If you are a user of my textbook and would like to suggest a blog post idea, please email me at: john.weeks@sdsu.edu

Wednesday, September 2, 2015

Are We Running Out of Room on the Planet?

It is not a good visual. No one who has ever traveled can readily absorb the idea that there are more humans than the planet can handle. There just seems to be so much space out there, right? The problem, of course, is that most of the planet is not fit for human habitation, and we are, indeed, using almost all of the useful land to sustain ourselves. This is the idea behind the ecological footprint and it is the subject of two different stories in today's news.

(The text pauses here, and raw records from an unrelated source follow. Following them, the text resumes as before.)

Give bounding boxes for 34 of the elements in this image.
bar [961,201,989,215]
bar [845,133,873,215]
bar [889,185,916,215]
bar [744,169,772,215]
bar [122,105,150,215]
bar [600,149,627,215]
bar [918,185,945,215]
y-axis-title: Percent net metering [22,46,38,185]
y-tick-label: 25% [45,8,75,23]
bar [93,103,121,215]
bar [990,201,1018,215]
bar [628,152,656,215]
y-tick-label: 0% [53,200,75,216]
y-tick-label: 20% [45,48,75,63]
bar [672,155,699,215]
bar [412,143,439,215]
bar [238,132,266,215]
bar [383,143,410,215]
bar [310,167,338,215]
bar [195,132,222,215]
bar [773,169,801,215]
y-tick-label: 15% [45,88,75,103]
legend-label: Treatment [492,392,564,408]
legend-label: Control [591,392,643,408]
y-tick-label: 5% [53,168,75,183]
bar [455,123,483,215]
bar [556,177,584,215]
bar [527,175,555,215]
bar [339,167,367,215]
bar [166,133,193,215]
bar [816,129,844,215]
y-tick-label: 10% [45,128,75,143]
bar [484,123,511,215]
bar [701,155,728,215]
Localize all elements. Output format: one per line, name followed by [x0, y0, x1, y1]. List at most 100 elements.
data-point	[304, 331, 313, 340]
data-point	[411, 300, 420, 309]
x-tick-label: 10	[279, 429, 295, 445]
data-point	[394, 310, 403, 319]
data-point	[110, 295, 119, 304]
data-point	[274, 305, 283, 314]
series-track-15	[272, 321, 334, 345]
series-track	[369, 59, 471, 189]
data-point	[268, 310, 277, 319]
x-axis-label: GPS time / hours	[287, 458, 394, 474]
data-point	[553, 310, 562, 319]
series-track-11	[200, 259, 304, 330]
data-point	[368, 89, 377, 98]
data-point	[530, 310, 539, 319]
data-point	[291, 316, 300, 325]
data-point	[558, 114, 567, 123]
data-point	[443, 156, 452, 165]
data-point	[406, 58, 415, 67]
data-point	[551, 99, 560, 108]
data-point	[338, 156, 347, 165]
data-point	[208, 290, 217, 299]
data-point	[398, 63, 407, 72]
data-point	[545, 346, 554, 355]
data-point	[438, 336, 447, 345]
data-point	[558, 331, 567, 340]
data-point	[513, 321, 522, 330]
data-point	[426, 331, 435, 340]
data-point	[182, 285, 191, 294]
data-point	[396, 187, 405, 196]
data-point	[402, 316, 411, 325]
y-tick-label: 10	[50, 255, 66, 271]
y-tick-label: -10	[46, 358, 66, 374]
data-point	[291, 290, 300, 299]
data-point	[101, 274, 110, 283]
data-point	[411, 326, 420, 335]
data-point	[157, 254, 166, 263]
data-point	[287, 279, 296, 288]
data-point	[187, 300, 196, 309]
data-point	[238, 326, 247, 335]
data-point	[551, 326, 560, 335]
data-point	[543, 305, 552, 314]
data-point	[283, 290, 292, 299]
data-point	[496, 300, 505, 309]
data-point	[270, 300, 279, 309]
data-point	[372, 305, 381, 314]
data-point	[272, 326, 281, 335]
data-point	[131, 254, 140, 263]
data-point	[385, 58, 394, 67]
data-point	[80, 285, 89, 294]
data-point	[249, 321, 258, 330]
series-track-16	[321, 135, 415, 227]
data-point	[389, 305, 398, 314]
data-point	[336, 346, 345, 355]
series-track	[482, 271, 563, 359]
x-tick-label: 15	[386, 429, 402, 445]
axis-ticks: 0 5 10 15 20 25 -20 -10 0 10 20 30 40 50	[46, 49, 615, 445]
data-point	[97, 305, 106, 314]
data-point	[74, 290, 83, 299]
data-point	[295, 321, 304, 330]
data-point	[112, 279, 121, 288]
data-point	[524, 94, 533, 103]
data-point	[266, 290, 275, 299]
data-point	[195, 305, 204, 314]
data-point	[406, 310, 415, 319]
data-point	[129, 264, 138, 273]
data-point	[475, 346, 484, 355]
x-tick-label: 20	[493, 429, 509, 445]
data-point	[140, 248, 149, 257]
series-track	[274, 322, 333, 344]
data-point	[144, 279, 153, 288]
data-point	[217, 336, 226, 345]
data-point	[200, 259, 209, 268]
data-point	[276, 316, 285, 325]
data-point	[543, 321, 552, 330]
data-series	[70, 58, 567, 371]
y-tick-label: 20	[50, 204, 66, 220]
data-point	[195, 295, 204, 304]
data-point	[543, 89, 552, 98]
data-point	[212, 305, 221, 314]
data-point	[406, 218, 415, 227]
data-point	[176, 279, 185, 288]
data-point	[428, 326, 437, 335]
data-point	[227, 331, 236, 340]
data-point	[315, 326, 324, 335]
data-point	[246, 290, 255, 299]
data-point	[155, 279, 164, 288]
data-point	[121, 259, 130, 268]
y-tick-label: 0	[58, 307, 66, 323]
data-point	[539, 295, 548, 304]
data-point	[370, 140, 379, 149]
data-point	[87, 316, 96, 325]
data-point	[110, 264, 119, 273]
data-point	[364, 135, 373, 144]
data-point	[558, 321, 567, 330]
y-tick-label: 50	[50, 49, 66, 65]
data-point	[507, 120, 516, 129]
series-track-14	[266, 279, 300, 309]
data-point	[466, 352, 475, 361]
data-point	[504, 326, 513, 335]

From BBCNews comes the story with the exact title of "Is the World Running Out of Space?" This is a good overview of population growth with quotes from a lot of familiar people.
“Virtually all population growth between now and the end of the century will be in cities,” says Joel Cohen, head of the Laboratory of Populations at Rockefeller University and Columbia University, and author of a book called How many people can the Earth support? “It boils down to more than one million additional people living in cities every five to six days from now until 2100.”
“People can live at much higher population densities – it is possible,” says John Wilmoth, director of the Population Division of the United Nations. “As someone who lives in Manhattan, I have to say that it’s not awful.”
“The Africa projections are really scary,” says John Bongaarts, vice president and distinguished scholar at the Population Council, a non-profit research organisation based in New York City. “A large proportion will end up in urban slums, which is not a recipe for happy living.”
“I’d say there’s no threat of the world’s rainforests all being taken over by cities,” says Karen Seto, a professor of geography and urbanisation at Yale University. “The bigger threat is the indirect impact of urbanisation on those landscapes.” Indeed, cities require wood for creating buildings and furniture, agricultural land for growing food, space to dispose of tonnes of rubbish produced on a daily basis – and much more.
Karen Seto's concern is echoed by a new report from Negative Population Growth on the replacement of good agricultural land in the US by the spread of cities out into the countryside.
Part of the reason that growth is unsustainable is because it is devouring the land it needs to feed itself, sawing off the limb it stands on. Eventually that limb will snap. But we’re smarter than that – one hopes.
Even if you don't feel very crowded where you are, rest assured that the increasing number of us--all clamoring for a higher standard of living--is crowding the planet.